Cabrera pointed out that the authorities local Communist Party of Cuba (PCC-unico) came out to reassure the population. “We were inside them exchanging, we even hugged them, we put our hands up, transmitting confidence and we were explaining what the situation was,” he said.

The official assured that there was no aggression nor violence on the part of the demonstrators or the police and that at dawn everything returned to calm.

Some videos broadcast on networks could be seen until dawn in several parts due to the fact that during the night there was also an internet failure.

According to the independent media outlet Inventario, there was an “internet outage in #Cuba from 12:50 p.m. to 1:00 p.m. 40 a.m.”, in four municipalities of Havana and five provinces of the country, he said on his Twitter account.

In parallel, a lower concentration of presence and predominantly of women – in front of the PCC headquarters in the Havana municipality of Centro Habana.

Cuba has been facing difficulties since May in the supply of electricity to the country and reports daily on scheduled blackouts during times of greatest demand.
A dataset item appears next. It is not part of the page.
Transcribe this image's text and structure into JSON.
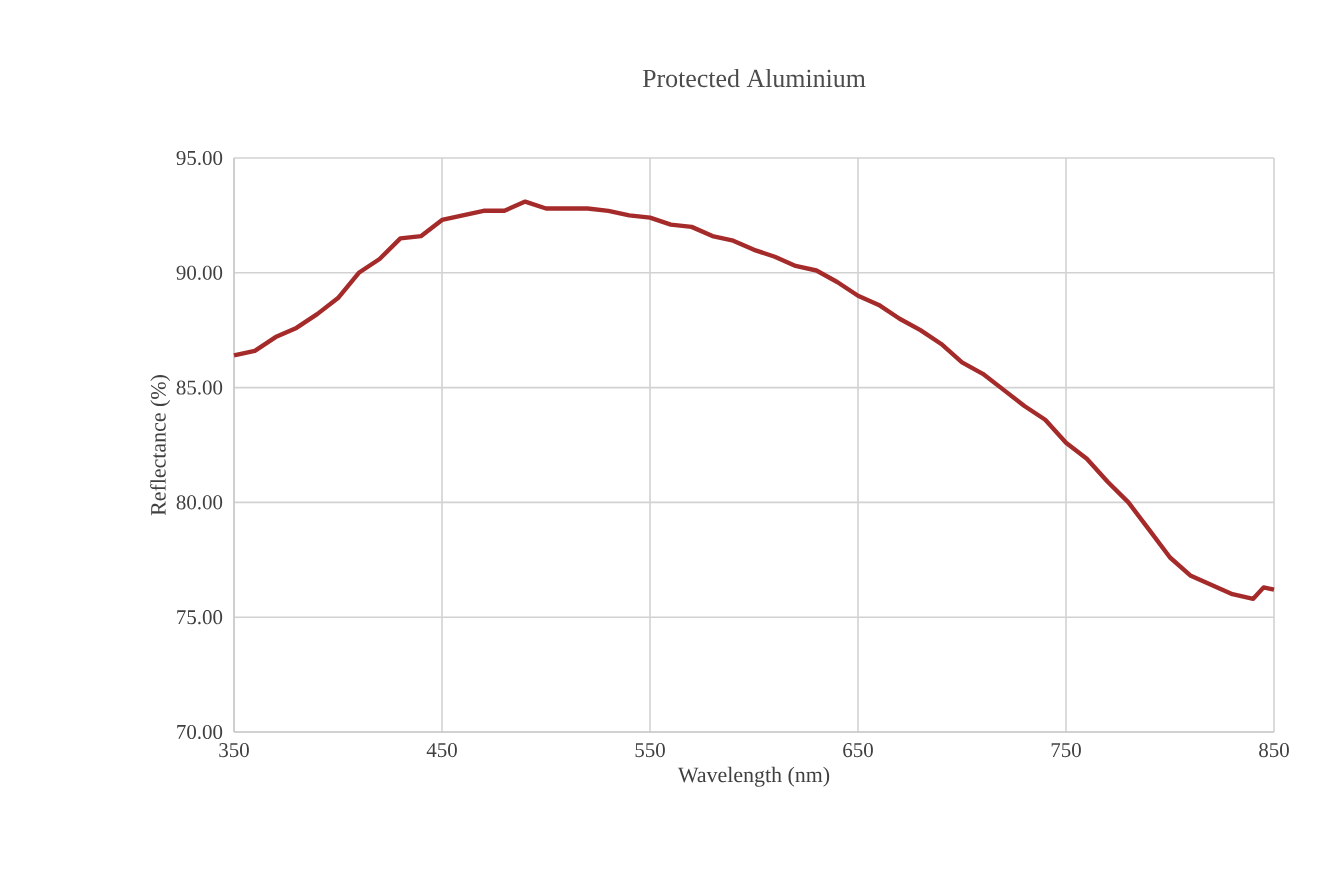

Several of its thermoelectric plants have suffered breakdowns or are undergoing maintenance.

Weeks ago, another video was released showing protests by university students in the province of Camagüeyby the same reason.

Cuba is experiencing its worst economic crisis in three decades, with growing shortages of food, medicine and fuel.

It is unusual for anti-government demonstrations to take place in Cuba, especially after the protests of July 11 and 12, 2021, which left one dead, dozens injured and more than 1,300 detainees, of which more than 700 remain in jail, some with sentences of up to 25 years, according to the NGO Cubalex, based in Miami.